The castor oil is colorless or pale yellow with some odor when crude. The major components of fatty acids of castor oil are unsaturated fatty acid, hydroxylated 12-hydroxyl, 9-octadocenic acid. Its major fatty acid is the unsaturated ricinoleic acid 18-carbon atoms and a double bond between the 9th and 10th carbon and OH at C-12 hence also called dodecahydroxyoleic acid. About 87%-90% of the fatty acid in castor oil is ricinoleic acid.

The research work was carried out with the objective of extraction of oil from castor seeds and determining the UV Vis absorbance wavelength, whether the absorbance’s obeys beer lamberts law and also determine the calorific values of castor oil obtained from plants growing at different locations and extracted using different methods.

 The country is getting modernized and industrialized day by day hence vehicles and engines are constantly increasing but energy sources are decreasing gradually and the crude oil prices are in turn increasing.

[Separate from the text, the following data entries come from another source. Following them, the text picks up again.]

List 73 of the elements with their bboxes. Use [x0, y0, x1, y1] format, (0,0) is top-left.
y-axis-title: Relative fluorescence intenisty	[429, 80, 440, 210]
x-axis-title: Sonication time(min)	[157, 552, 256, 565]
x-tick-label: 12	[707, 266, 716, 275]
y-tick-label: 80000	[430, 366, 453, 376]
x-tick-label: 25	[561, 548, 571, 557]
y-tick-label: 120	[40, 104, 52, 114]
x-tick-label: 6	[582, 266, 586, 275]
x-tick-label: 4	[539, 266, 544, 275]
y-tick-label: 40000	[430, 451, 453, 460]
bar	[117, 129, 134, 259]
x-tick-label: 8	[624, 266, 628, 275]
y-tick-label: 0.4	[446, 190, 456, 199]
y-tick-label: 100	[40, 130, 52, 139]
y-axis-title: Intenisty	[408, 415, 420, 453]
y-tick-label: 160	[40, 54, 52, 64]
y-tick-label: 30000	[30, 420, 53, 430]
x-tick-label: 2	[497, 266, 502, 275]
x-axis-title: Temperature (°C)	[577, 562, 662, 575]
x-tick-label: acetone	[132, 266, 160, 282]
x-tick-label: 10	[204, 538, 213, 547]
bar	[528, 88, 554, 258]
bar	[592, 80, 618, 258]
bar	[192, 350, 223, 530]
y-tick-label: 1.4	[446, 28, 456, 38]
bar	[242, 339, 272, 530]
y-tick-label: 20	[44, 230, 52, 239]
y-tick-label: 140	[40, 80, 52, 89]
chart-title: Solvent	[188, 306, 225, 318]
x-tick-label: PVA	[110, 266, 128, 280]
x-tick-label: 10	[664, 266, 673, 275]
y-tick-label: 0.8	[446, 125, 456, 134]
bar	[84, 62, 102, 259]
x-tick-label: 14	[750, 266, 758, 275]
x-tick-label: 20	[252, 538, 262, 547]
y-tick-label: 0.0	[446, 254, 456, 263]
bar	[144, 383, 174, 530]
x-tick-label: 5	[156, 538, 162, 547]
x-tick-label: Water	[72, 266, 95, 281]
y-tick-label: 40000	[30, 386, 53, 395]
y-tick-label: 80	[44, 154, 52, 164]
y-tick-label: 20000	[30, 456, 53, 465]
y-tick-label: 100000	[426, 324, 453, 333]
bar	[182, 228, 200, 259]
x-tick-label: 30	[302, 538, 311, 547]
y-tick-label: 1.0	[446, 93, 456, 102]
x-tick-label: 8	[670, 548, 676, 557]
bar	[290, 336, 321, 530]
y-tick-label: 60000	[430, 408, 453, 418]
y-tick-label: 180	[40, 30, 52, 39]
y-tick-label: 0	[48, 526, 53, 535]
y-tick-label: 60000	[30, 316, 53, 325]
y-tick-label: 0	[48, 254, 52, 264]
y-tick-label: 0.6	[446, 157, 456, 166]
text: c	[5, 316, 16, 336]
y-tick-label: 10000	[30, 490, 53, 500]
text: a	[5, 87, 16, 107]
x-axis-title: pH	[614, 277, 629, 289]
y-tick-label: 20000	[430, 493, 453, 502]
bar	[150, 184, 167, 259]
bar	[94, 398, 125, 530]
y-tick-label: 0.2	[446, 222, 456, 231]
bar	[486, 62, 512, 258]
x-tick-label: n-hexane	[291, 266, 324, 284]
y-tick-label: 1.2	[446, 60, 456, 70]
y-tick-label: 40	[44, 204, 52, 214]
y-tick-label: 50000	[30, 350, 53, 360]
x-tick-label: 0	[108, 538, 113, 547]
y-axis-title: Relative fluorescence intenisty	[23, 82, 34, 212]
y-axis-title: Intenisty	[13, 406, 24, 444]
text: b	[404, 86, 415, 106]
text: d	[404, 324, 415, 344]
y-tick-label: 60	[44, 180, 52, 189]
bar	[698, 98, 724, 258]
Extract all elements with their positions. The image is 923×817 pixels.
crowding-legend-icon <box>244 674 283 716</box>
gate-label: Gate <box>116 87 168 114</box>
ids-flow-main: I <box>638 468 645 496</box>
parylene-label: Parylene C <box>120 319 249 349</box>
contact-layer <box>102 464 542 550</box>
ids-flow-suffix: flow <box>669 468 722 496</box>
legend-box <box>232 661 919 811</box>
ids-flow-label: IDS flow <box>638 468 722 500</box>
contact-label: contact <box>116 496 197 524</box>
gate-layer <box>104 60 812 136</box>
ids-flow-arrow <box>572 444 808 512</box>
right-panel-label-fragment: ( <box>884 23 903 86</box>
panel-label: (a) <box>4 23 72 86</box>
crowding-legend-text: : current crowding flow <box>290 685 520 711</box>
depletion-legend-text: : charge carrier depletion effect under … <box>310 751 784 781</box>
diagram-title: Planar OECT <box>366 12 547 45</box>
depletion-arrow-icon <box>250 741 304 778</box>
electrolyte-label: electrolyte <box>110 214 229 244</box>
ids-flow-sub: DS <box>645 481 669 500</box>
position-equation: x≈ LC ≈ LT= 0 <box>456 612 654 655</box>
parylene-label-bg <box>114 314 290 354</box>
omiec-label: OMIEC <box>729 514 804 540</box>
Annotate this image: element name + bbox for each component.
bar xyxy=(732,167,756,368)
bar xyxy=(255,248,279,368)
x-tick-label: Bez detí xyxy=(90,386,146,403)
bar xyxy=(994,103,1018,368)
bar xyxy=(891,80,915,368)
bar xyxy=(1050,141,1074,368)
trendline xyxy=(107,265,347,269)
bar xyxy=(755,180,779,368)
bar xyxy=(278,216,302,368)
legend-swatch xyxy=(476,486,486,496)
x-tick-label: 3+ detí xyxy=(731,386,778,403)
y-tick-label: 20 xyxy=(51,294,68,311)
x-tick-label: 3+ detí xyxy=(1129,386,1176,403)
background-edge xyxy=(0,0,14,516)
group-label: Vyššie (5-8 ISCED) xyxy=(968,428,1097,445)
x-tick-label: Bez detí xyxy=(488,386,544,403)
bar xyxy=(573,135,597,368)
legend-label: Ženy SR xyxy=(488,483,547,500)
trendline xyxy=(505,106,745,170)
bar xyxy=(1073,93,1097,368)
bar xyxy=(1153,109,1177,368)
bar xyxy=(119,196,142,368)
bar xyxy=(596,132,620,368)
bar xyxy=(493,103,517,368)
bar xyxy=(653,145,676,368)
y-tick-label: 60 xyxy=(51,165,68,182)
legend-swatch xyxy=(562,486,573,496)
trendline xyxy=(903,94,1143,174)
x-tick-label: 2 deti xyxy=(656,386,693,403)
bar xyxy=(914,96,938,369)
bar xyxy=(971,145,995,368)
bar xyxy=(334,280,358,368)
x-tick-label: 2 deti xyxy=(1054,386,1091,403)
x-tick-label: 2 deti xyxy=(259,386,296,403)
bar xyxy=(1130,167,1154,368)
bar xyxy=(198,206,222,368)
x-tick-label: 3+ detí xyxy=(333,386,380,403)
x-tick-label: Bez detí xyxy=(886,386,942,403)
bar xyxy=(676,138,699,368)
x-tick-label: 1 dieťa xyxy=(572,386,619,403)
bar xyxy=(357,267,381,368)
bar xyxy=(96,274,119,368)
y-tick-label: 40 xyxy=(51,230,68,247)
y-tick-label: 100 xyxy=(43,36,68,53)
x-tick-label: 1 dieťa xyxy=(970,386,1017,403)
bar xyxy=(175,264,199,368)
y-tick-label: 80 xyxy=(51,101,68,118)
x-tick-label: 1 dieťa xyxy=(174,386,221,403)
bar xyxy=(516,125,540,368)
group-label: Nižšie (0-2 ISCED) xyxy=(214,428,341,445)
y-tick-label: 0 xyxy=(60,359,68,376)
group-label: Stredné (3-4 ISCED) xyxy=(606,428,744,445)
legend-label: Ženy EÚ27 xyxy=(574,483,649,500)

This increasing demand for energy can result in a huge crisis at the end of fossil fuels era hence the situation lead to seek of alternative fuel for diesel engines biodiesel being one of the alternative fuels. The castor seeds contain above 47% oil and are non edible seeds. Since many of the biodiesel feedstock used are edible oil sources, there is a huge imbalance in the human nutrition chain versus fuel. This has led to need of non edible seed feedstock castor oil being one of them. Biodiesel obtained from castor seeds have a lower cost compared to those from other oils. Due to its solvability in alcohol transesterification occurs without heating. The use of bio-fuel will reduce the consumption of petroleum derived fuels minimizing the harmful effect on the environment. The studies indicated that the castor oil absorbs at a range of 207.00nm to 208.50nm and the source of the seeds doesn’t alter the maximum absorbance wavelength. By the use of Beers law, it was clear that absorbance increases with increase in concentration. The calorific energy obtained for the cold extracted oil averaged 22109-26875Kj/Kg where else that for the solvent extracted oil averaged 20247-24930Kj/Kg irrespective of the seed source. The calorific value is in accordance with the raw materials for biodiesel production which varies from 5443-14654kj/kg. It is within the range of hexadecane (cetane) which has10714kj/mole and is the standard reference material for determination of the ignition quality of petro-diesel. Considering obtained results in comparison with the desired energy for biodiesel production raw material, castor oil is good enough to be used for biodiesel since it is nonedible and grows in marginal land.